Now she even begrudges him the much-deserved honor of his nomination -- at least that's the impression of the man who was German chancellor longer than anyone else, and who has entered the history books as the "chancellor of German unity."
"You can't get any shabbier than that," he growled last week, discussing the way things have been going with confidants.
Merkel's advisors have been weighing how to best handle the nomination. Support for the Nobel Prize nomination would put the question of an honorary leadership of the Christian Democrat Union (CDU) back on the agenda too -- a position that Kohl resigned from during the scandal. It would be very difficult to explain why the former chancellor deserves one honor but not the other.
Kohl's stalwarts view Merkel's silence as resulting from far pettier motives. They suspect the chancellor is undermining the appropriate appraisal of Kohl's life achievement to prevent it from outshining her own foreign policy successes. Friends of CDU patriarch Kohl have not failed to notice how sharp-tongued Merkel can become when the years when Germany was governed from Bonn, not Berlin, become the subject of conversation.

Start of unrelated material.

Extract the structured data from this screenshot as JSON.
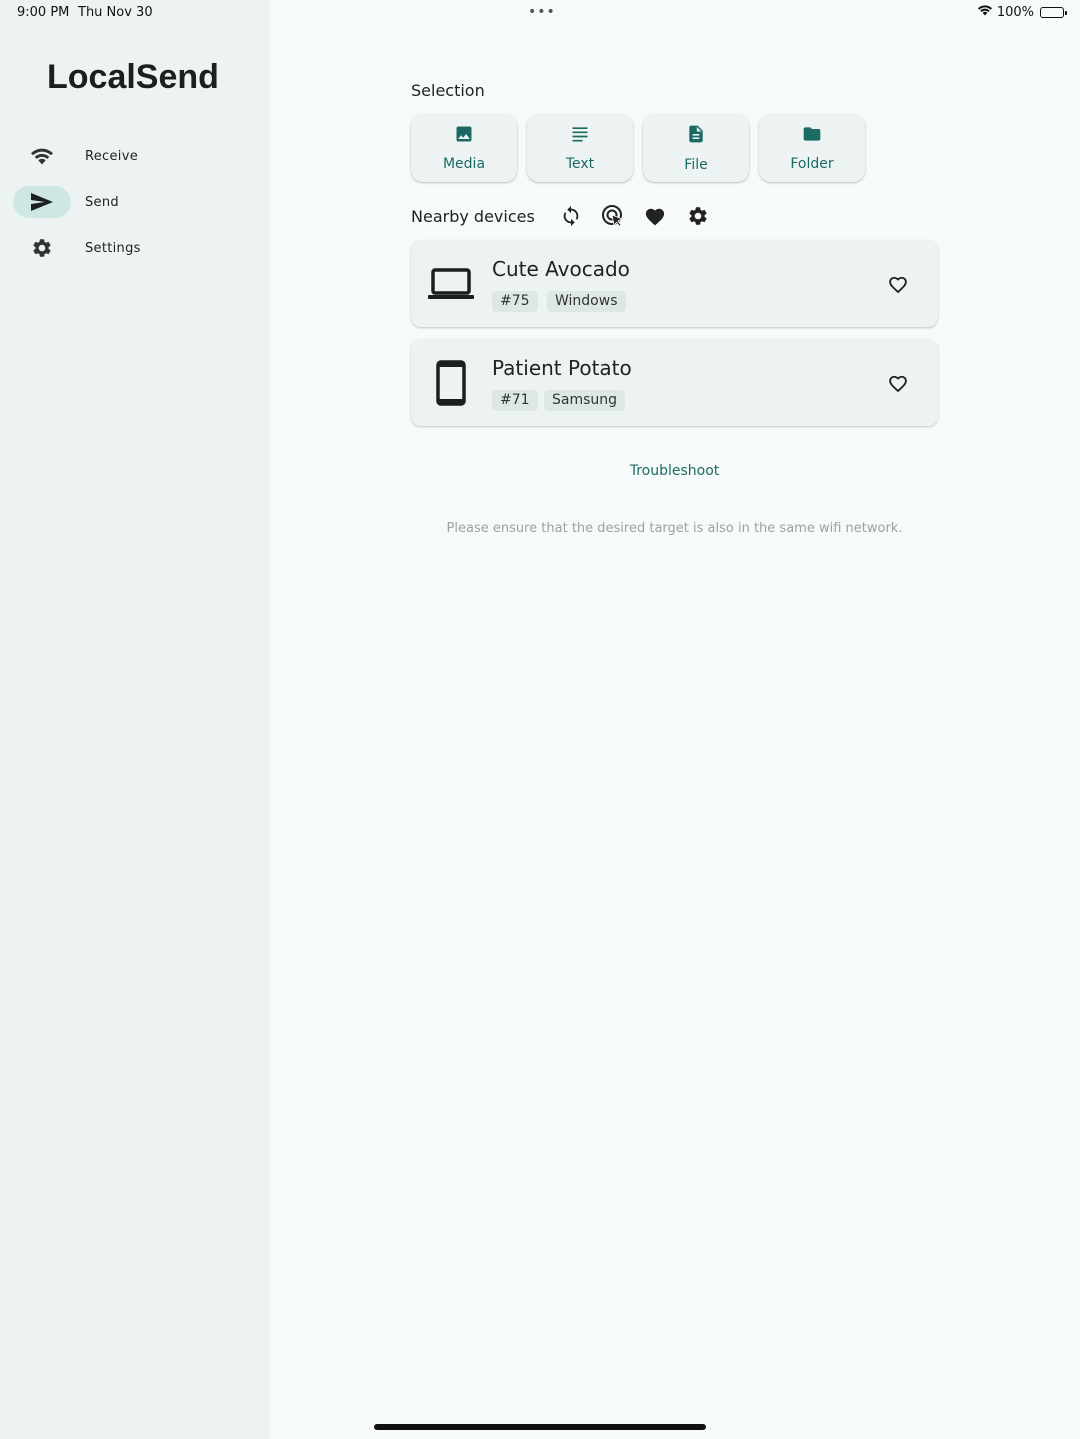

A few weeks ago, during a dinner with a hand-picked round of journalists and political friends, the atmosphere was cheerful. Merkel enjoyed hearing the guests praise her smooth pragmatism. The evening remained pleasant until, suddenly, an old Kohl supporter spoke up. He felt the need to remind those present, he said, that one reason why "the chancellor," meaning Kohl, had been so successful was because he had always stood up for his political principles -- when it came to German reunification, for example, or when it came to European integration. "Oh, you and your Kohl eulogies," Merkel hissed.

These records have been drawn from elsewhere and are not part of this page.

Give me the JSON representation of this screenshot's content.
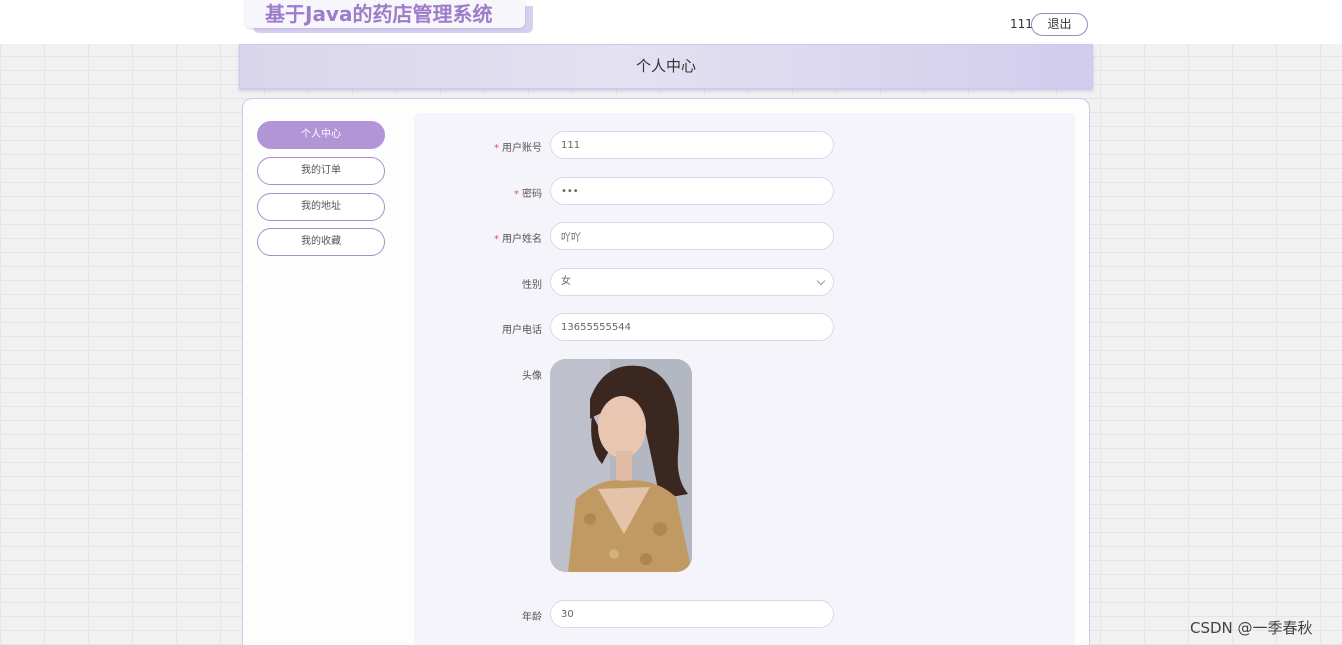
{
  "header": {
    "app_title": "基于Java的药店管理系统",
    "username": "111",
    "logout_label": "退出"
  },
  "page": {
    "title": "个人中心"
  },
  "sidebar": {
    "items": [
      {
        "label": "个人中心",
        "active": true
      },
      {
        "label": "我的订单",
        "active": false
      },
      {
        "label": "我的地址",
        "active": false
      },
      {
        "label": "我的收藏",
        "active": false
      }
    ]
  },
  "form": {
    "required_mark": "*",
    "account": {
      "label": "用户账号",
      "value": "111"
    },
    "password": {
      "label": "密码",
      "value": "•••"
    },
    "name": {
      "label": "用户姓名",
      "value": "吖吖"
    },
    "gender": {
      "label": "性别",
      "value": "女"
    },
    "phone": {
      "label": "用户电话",
      "value": "13655555544"
    },
    "avatar": {
      "label": "头像"
    },
    "age": {
      "label": "年龄",
      "value": "30"
    }
  },
  "watermark": "CSDN @一季春秋",
  "colors": {
    "accent": "#b195d6",
    "title": "#9d7cc9",
    "required": "#e05757"
  }
}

But Chancellor Merkel doesn't want to go too far in irritating her former patron. The old elephant of Christian Democracy can still cause considerable trouble, and Merkel hasn't forgotten that. When she learned about the former chancellor's mood during her Easter vacation, she decided -- after some reflection -- to make an accomodating gesture. At the end of last week she had government spokesman Ulrich Wilhelm say that she would "personally" be pleased to see Kohl get the Nobel prize.
But Kohl is a very sensitive man, one who can also harbor resentment. And in the former chancellor's view, personal well-wishing and felicitations should be conveyed directly and not through a spokesperson.